Please use the correct formatting for your post: [thread=8816]Sticky: Posting and Editing in the FreeBSD Forums[/thread].

How up to date is your ports tree?


----------



## vds (Aug 19, 2010)

SirDice said:
			
		

> Please use the correct formatting for your post: [thread=8816]Sticky: Posting and Editing in the FreeBSD Forums[/thread].


Sorry, but now I can't edit message. "Posting Rules" menu on this page says me "You may not edit your posts".


			
				SirDice said:
			
		

> How up to date is your ports tree?


About day or two ago.


----------



## SirDice (Aug 19, 2010)

vds said:
			
		

> Sorry, but now I can't edit message. "Posting Rules" menu on this page says me "You may not edit your posts".


See the first two lines in that sticky.

Any particular reason to pick the -devel version? Does the 'regular' eclipse build properly?


----------



## vds (Aug 19, 2010)

SirDice said:
			
		

> Any particular reason to pick the -devel version? Does the 'regular' eclipse build properly?

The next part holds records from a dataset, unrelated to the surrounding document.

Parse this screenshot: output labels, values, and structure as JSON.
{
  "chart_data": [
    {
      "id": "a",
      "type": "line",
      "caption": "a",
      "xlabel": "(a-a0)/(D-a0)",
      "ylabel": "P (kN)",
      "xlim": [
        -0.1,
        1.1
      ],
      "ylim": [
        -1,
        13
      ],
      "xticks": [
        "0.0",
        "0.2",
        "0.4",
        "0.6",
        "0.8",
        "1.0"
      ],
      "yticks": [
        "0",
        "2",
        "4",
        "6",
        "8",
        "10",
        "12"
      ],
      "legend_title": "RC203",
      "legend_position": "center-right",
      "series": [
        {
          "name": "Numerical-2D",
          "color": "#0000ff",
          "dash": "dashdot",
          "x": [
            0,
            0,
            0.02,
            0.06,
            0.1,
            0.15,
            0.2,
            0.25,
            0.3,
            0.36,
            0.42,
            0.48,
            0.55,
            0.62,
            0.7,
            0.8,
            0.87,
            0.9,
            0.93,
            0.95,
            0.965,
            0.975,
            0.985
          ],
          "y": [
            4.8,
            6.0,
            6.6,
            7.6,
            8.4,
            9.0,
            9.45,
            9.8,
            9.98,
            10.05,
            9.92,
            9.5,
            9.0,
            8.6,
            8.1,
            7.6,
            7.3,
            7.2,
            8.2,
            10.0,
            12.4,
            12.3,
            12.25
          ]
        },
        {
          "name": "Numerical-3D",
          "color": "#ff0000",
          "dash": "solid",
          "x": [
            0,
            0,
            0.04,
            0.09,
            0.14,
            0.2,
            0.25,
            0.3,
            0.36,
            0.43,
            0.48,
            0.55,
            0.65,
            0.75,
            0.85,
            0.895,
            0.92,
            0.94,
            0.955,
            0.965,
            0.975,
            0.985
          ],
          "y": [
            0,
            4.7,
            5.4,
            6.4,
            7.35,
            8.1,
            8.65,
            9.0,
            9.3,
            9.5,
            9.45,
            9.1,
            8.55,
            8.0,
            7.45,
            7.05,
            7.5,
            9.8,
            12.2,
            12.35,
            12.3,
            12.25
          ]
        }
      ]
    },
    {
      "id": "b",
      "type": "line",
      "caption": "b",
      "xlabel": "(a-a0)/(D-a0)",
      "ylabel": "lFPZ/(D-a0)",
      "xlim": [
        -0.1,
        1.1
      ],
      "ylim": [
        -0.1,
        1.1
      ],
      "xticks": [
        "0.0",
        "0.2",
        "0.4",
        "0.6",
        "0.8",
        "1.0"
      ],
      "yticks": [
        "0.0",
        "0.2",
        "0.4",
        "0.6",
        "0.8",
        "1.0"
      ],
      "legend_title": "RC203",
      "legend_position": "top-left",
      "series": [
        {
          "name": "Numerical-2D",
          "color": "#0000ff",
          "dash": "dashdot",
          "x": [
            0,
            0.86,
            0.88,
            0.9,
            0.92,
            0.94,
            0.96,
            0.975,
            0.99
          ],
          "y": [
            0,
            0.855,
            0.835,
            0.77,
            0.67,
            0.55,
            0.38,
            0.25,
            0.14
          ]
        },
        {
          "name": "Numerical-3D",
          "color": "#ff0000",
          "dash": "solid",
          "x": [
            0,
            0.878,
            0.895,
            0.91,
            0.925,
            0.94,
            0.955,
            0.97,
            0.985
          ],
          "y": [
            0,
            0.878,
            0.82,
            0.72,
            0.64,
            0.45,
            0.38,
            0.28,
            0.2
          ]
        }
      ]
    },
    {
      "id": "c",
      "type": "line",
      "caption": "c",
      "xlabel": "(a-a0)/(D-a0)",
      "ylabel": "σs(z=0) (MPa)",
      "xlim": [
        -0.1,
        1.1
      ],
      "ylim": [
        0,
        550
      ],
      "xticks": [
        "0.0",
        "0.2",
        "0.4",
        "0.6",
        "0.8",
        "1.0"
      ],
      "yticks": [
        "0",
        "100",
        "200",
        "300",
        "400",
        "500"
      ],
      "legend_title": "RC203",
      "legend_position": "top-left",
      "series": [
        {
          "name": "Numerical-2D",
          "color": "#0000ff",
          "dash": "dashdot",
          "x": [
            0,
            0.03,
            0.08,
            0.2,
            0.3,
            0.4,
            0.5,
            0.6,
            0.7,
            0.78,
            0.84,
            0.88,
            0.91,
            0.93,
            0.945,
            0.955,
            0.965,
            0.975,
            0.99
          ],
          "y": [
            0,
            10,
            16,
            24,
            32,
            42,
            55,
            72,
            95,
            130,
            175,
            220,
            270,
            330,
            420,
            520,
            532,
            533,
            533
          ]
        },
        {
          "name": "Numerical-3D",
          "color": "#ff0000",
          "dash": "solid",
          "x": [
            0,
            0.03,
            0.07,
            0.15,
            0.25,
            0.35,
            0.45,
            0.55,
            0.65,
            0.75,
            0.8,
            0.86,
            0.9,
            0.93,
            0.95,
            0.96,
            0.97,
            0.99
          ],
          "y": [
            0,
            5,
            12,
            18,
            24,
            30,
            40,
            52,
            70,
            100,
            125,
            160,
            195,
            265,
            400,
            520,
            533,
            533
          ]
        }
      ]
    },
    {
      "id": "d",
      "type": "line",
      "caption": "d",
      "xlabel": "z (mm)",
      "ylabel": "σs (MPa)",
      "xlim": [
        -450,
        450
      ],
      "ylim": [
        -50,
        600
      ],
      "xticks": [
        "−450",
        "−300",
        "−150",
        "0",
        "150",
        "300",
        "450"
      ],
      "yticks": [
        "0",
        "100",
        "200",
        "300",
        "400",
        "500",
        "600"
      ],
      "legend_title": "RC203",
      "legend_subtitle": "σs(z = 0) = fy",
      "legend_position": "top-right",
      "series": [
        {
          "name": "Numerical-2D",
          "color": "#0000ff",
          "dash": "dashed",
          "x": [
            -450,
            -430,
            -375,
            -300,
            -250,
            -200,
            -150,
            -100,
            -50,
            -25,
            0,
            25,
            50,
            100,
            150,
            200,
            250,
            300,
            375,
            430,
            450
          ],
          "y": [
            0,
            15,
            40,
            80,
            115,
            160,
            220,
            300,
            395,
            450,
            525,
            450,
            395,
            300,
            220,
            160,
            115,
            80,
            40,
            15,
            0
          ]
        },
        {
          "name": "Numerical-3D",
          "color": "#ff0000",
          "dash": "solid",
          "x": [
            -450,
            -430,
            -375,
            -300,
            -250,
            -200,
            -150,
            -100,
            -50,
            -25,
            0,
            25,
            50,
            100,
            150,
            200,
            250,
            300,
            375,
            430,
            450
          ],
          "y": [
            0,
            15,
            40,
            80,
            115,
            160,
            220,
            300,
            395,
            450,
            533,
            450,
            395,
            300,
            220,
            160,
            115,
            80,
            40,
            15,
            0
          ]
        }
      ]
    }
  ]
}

I had troubles with some plugins in 'regular' version. It was about 4 months ago. So I decided to install 'devel' version alternatively.


			
				SirDice said:
			
		

> Does the 'regular' eclipse build properly?


Yes, I can build 'regular' eclipse from ports (ports were updated about hour ago). And eclipse passed my simple smoke test (run simple java and perl HelloWorld). So I think I will use regular eclipse.
BTW, 'regular' eclipse build shows same error as eclipse-devel in my 1st post when I try to build it with option "Build SDK test suite".
Thanks, SirDice.


----------